Katyń

d’Andrzej Wajda (sortie en Pologne en 2007)


Si Katyń s’ajoute définitivement aux films cultes polonais, c’est parce qu’il conte l’un des drames les plus traumatisants de l’Histoire Polonaise. En 1940 périssent des milliers de militaires, des membres de l’élite polonaise, des universitaires, des artistes : tous sont arrêtés tels des Joseph K, sans aucune raison, et emmenés dans des convois vers Katyń, où ils sont tués à la manière stakhanoviste, l’un après l’autre, d’une balle dans la nuque, par les soviétiques.

Seulement, jusqu’en 1989, année où Gorbatchev se décide à dénoncer cette vérité, le massacre de Katyń était connu pour être un crime nazi.

Sans aucun doute, le cinéma polonais est hanté par son histoire ; Roman Polanski l’a montré avec son Pianiste ; Andrzej Wajda, tout au long de sa filmographie.
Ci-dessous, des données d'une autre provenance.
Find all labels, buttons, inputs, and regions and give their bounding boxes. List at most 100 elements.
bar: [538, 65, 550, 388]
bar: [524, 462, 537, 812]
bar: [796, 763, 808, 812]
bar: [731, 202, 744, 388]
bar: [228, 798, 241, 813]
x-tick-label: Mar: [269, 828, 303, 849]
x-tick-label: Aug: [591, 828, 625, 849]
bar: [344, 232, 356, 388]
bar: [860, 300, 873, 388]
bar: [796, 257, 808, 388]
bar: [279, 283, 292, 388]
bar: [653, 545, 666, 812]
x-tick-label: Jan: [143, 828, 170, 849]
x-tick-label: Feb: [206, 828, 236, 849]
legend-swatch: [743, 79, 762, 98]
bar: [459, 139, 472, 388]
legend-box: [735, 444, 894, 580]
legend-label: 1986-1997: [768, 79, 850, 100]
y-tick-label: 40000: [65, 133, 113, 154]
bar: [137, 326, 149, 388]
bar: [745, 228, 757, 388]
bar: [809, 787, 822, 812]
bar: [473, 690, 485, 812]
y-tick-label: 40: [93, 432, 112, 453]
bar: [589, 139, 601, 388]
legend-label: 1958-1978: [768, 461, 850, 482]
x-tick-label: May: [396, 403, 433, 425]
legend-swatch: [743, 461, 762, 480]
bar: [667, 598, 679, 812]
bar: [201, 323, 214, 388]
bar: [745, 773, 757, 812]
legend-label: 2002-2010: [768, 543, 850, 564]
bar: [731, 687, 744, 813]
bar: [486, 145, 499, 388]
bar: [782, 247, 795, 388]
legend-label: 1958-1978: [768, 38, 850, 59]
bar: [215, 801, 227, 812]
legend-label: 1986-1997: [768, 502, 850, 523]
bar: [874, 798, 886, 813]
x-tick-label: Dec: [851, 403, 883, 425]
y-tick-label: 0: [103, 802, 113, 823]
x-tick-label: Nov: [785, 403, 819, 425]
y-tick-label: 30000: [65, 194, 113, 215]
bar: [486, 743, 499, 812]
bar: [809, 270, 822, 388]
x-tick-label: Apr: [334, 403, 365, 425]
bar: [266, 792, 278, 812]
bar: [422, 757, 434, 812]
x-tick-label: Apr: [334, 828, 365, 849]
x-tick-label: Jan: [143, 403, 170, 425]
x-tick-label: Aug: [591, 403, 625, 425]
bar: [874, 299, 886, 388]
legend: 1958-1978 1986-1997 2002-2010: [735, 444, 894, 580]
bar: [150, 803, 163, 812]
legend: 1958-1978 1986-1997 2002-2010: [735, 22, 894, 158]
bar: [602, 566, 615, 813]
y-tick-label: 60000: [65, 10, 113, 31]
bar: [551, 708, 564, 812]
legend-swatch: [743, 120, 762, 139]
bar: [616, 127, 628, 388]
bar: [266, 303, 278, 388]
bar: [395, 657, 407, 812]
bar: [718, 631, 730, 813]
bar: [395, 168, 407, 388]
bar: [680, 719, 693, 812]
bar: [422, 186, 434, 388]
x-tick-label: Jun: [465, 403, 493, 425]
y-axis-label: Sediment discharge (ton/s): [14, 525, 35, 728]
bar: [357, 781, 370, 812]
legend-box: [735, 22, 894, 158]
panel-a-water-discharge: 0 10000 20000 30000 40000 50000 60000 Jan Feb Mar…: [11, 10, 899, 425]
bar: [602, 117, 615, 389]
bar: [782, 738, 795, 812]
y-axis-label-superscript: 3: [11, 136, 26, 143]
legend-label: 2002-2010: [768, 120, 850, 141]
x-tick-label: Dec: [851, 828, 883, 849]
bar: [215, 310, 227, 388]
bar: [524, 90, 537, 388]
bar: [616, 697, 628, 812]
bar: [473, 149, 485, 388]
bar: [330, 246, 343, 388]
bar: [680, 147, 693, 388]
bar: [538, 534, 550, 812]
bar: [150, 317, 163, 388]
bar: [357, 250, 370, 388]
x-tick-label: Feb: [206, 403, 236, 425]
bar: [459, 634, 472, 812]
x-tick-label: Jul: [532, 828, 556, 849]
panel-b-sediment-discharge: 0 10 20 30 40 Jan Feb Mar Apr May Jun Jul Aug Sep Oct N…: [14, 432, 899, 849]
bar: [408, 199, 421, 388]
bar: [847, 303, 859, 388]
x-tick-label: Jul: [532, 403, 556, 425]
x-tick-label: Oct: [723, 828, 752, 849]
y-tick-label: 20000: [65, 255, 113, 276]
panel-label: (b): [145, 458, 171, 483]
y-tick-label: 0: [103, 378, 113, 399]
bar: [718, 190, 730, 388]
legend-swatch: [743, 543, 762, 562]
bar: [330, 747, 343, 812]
Ce besoin qu’à Wajda de transmettre à travers ses films une identité nationale polonaise, s’affirme à la mort de son père, mort dans les fosses de Katyń. La mère de Wajda n’a cessé de l’attendre. C’est dans cette mesure que l’on peut dire que Katyń est son projet le plus personnel, dédicacé dès le début « A ses parents ».

La mise en scène de Wajda pose les militaires comme des martyrs. A l’image de la femme qui, croyant trouver le corps de son mari mort, découvre la statue du Christ, sa couronne d’épine sur la tête, Wajda montre le courage des militaires et leur patriotisme incontestable d’une façon presque religieuse. Les dernières images du film mettent en scène la mise à mort de ces militaires, chacun récitant un « Notre Père » avant de mourir. On voit encore une main, tenant un rosaire... Commence alors la musique du Requiem de Krzysztof Penderecki (compositeur dont Kubrick et Friedkin ont utilisé la musique, respectivement dans Shining et L'exorciste), avant de laisser place à un silence religieux.

Wajda filme cette tragédie en épousant à la fois le point de vue des militaires et celui des femmes, qu’elles soient mères, épouses, filles, sœurs. Les plans de foule des hommes condamnés alternent avec les plans des femmes restées seules. Tous attendent. Derrière chacune des épouses se retrouve le même tableau de militaire en arrière-plan ; rime visuelle qui figure l'absence et le manque. Les personnages de Wajda semblent toujours prisonniers d’une sorte de fatalité, et la structure en boucle du film emprisonne définitivement le passé dans le présent : comment continuer à vivre après ce drame ? Le sergent rescapé finit par se suicider, de la même manière qu'un autre sergent, seul rescapé de Kanal (1957) s'engouffrait de nouveau sous terre, se condamnant ainsi à la mort. Dans Katyń, seul l’écriture, ou le dessin, offre un réconfort pour cet étudiant qui souhaite intégrer l’école des Beaux Arts (comme Wajda). Mais plus que tout, l’art permet de laisser une trace de son passage : le carnet du général, remis plus tard à sa femme, fait le lien entre le présent et le passé – de la même manière que le cinéma de Wajda fait le lien entre les générations passées, présentes, et même futures.